The paper's misogyny is matched by its condescension towards working class men
I don’t know about you, but whenever I want to read some thoughtful commentary on sexual politics, I turn to the pages of the Sun.
Imagine my horror this morning when I opened the paper, only to read a defence of wolf-whistling – whereby a group of men jeer and whistle at a passing woman – and an attack on bossy feminists ruining everyone’s fun.
The column by Sun writer Katie Glass argues that 23-year-old Poppy Smart, a marketing co-ordinator in Worcester who called the police after weeks of humiliating abuse by builders on her way to work, should lighten up.
Glass says she’s ‘infuriated by people now insisting wolf-whistling intimidates all women’. She sometimes likes it, and sometimes doesn’t. But she’s ‘not down with a culture that infantilises and patronises women, telling them to feel constantly fearful, teaching us we can’t stand up for ourselves’.
Nor with ‘telling women that anyone attracted to their appearance has reduced them to a sex object’. And who is telling women all this? Why, feminists of course!
“And yet who is really doing this?
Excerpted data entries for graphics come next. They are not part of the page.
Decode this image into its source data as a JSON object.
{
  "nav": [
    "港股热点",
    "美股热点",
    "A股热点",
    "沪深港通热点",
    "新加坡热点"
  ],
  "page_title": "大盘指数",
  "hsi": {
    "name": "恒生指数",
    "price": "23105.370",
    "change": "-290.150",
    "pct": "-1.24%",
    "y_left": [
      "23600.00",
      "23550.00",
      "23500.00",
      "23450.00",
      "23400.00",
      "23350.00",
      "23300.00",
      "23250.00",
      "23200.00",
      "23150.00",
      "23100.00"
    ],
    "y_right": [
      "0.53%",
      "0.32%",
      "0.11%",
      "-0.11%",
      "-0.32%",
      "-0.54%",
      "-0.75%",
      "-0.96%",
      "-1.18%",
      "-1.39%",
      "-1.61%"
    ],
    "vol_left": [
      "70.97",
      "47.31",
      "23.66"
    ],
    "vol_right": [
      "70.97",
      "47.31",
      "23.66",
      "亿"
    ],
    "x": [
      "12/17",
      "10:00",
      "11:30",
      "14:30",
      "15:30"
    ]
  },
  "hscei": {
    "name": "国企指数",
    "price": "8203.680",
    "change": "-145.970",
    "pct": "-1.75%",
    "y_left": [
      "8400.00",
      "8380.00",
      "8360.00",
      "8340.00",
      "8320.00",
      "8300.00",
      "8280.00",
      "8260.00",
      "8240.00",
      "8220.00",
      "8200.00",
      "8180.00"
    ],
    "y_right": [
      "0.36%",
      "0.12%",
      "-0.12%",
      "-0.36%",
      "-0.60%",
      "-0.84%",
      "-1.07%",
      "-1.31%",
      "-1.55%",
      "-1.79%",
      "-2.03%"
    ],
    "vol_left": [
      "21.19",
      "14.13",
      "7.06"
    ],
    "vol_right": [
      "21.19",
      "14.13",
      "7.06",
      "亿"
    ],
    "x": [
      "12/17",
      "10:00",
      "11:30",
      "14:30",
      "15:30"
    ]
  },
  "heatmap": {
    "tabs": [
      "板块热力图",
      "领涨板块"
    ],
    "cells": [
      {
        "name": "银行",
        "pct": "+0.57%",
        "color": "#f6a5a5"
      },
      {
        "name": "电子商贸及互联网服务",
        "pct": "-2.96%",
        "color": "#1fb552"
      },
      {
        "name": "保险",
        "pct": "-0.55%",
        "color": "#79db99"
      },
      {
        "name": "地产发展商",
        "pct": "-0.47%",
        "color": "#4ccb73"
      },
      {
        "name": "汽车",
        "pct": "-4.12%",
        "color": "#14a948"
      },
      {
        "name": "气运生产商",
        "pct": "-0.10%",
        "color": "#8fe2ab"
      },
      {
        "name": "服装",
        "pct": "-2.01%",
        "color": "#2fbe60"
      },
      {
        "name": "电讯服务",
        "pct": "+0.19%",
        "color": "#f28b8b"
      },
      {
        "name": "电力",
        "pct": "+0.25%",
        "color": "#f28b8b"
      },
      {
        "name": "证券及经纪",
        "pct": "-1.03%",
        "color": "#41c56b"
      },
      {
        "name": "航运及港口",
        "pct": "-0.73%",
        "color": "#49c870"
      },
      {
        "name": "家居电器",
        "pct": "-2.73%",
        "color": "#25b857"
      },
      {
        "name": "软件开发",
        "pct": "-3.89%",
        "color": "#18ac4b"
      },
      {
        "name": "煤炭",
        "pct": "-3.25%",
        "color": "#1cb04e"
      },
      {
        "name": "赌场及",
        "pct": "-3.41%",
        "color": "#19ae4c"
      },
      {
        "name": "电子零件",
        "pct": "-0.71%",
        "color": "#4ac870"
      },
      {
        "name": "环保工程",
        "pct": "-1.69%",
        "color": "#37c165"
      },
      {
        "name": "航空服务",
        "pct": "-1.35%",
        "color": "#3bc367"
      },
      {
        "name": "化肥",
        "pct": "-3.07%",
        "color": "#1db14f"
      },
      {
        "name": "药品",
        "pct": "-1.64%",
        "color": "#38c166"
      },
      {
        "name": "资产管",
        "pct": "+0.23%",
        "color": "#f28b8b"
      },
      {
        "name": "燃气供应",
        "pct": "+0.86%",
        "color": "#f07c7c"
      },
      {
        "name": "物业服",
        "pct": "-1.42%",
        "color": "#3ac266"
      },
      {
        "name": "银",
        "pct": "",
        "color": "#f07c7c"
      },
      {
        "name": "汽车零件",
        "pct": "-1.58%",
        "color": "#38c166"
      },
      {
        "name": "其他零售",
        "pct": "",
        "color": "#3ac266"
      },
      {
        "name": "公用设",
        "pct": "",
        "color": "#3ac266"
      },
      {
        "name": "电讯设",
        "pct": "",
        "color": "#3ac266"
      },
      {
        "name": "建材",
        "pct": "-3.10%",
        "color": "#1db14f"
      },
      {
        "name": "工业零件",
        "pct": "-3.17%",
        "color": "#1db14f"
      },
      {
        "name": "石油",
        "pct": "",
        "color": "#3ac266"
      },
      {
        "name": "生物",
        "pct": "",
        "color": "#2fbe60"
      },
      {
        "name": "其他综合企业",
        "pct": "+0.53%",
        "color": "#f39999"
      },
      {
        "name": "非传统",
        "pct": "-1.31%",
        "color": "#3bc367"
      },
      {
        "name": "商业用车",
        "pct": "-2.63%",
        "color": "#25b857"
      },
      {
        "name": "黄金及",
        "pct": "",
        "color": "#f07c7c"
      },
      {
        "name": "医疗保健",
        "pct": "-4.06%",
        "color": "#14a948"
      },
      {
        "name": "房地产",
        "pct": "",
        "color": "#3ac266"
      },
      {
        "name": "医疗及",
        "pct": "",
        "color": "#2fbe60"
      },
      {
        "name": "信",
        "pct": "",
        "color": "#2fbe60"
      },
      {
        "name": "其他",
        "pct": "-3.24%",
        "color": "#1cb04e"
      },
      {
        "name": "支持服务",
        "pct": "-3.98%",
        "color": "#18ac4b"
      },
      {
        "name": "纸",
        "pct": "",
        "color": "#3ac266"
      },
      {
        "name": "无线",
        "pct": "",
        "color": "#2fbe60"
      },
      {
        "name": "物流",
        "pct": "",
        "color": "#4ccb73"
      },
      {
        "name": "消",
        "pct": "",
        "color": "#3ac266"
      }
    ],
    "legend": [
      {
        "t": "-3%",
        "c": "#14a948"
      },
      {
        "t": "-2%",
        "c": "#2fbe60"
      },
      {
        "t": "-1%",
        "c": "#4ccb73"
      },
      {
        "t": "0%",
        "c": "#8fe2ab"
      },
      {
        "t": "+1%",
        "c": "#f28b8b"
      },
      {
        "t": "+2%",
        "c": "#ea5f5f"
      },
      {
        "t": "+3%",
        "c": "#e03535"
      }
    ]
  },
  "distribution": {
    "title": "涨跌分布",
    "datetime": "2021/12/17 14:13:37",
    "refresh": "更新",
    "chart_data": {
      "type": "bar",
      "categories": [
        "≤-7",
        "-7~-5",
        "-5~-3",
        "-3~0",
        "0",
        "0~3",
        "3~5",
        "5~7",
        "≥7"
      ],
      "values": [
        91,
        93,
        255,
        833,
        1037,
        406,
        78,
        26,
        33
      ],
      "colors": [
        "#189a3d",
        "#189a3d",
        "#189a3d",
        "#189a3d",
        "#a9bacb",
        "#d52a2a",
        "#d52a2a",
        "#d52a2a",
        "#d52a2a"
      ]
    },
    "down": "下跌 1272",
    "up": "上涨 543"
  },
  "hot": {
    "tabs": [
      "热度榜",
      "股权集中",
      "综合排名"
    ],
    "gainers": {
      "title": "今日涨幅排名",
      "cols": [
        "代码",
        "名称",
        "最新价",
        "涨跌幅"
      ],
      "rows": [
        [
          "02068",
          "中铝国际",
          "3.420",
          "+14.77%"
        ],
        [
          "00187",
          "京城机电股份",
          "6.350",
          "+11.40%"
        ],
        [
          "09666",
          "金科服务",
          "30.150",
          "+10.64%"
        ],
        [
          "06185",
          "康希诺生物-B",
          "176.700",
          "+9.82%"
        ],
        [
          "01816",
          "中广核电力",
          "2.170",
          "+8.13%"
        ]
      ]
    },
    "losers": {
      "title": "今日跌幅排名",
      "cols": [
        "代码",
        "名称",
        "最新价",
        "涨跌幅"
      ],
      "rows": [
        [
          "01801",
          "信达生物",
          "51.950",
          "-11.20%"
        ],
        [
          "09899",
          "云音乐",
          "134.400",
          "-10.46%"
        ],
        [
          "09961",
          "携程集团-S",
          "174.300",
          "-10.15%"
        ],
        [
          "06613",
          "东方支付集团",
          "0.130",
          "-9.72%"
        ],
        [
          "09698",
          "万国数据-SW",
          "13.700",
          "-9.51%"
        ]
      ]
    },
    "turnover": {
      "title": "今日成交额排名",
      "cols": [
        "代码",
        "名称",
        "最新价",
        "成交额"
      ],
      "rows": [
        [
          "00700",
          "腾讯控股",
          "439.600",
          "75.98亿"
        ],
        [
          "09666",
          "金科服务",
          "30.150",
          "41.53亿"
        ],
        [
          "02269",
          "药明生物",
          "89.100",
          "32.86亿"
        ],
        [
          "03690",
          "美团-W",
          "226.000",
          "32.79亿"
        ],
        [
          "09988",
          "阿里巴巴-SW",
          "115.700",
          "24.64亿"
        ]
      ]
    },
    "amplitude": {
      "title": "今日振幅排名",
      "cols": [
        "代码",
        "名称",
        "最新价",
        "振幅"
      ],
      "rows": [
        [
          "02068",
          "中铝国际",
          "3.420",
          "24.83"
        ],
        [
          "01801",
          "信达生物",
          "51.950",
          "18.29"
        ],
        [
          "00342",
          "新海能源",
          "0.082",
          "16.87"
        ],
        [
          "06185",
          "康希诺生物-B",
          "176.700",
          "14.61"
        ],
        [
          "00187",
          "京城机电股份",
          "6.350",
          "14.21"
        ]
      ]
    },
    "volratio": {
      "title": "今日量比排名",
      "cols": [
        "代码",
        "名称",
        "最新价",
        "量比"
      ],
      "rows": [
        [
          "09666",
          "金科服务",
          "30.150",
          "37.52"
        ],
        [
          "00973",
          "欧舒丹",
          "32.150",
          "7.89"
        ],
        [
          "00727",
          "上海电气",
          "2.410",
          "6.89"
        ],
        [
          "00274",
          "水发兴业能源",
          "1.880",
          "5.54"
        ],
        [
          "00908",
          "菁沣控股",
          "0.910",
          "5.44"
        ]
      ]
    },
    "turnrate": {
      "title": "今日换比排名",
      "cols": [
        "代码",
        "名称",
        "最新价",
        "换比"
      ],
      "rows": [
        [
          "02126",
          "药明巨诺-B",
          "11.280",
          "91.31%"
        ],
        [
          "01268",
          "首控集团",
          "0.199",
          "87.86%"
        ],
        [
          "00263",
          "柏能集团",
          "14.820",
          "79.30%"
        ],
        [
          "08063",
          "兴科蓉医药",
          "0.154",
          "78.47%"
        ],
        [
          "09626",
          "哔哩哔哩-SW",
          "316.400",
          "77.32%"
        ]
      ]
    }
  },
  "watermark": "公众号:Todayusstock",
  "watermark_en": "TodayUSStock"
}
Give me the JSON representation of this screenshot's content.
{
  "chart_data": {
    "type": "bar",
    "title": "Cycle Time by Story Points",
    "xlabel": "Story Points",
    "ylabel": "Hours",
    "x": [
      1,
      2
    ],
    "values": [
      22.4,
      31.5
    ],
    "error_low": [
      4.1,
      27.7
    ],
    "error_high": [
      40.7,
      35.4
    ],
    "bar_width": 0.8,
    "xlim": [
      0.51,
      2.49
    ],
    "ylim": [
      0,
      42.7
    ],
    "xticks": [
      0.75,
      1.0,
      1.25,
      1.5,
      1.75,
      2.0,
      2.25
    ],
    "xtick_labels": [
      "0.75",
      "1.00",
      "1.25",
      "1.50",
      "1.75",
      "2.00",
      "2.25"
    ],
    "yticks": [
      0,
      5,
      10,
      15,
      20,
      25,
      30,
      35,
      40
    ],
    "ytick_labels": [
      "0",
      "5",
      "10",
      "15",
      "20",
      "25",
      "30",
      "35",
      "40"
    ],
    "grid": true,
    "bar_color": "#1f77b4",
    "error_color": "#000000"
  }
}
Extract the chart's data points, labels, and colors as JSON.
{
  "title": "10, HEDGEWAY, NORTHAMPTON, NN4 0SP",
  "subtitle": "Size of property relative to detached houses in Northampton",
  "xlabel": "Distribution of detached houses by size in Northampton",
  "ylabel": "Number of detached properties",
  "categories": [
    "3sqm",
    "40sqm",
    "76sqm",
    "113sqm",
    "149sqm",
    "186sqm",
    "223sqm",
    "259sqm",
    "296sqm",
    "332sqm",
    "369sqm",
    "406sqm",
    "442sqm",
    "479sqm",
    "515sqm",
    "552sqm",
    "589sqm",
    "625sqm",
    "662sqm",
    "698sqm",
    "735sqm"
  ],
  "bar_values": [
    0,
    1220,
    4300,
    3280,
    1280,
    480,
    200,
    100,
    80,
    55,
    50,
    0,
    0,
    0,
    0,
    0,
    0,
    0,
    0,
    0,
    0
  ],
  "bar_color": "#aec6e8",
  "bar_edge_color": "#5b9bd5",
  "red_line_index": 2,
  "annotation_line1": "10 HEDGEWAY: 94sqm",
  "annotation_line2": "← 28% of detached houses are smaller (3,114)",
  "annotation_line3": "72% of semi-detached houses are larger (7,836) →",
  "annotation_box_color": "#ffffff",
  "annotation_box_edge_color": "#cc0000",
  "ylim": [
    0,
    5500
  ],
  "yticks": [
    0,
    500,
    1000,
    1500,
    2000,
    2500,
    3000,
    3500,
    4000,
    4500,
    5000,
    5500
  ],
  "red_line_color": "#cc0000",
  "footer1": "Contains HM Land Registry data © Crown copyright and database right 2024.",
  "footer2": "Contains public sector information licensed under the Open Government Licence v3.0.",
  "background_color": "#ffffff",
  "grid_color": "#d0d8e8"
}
Not builders shouting sunny offerings, but feminists frightening women, beating their sexuality over their heads.”
Ms Glass doesn’t name any feminists, so the piece might as well have said ‘witches’. (Is Ms Smart one of ‘them’ or is she merely under their spell?)
She also accuses women of ‘sexist double standards’ for leering at boys outside their office, adding: “If we’re going to ban boys from cat-calling, will we ban women from publicly perving over Poldark?”
On the double standards point, there ought to be an obvious difference between liking a picture of Poldark and jeering at someone in person as they walk down the street. (Looking at someone through a window is similarly a false comparison.)
Missing this point is very revealing, since the Sun has been criticised by ‘feminists’ over its running pictures of naked or semi-naked women. It suggests the paper associates feminism with not liking pictures, which is arguably a greater indictment of some feminists than the piece offers.
Ms Glass goes on to cite an unnamed study ‘showing 54 per cent of women love receiving wolf-whistles’. If true, this means nearly half of women do not. Still, Glass concludes:
“A statistic, not just surprising but begging the question, ‘Why do we never hear from these girls?’
Perhaps the answer is that it’s not builders who they’re afraid of.” (emphasis original)
So women are being harassed and bullied – but by feminists. And there was me thinking feminists campaign for equal pay, abortion rights, the right not to have their genitals mutilated, and so on.
It’s worth pointing out that the piece is not only insulting to women, but to men who work on building sites, who are usually working class. Ms Glass writes:
“The best cat-call I’ve ever heard was from the foreman of a building site shouting at me: ‘Oi you! Stop sexually objectifying my lads!'”
I don’t believe this happened. But that ‘Oi you!’ is no less irksome than the phoney prole-speak in some poems by Rudyard Kipling. I mention it because it’s of a piece with the column’s depiction of working class men as knuckle-draggers who can’t help but make animal noises when they see a woman.
As with the Sun’s front page story yesterday hailing ‘white van Dan’ – who favours deporting ‘uninvited’ migrants – as representative of ordinary blokes, the rag perpetuates an image of women as giggling babes and men as crude but good-natured lads, who might be a bit sexist, but it’s all harmless fun.
It’s hard to believe this double insult has nothing to do with the Sun’s business model, as the paper helps to nurture the kind of readership it claims to be reflecting.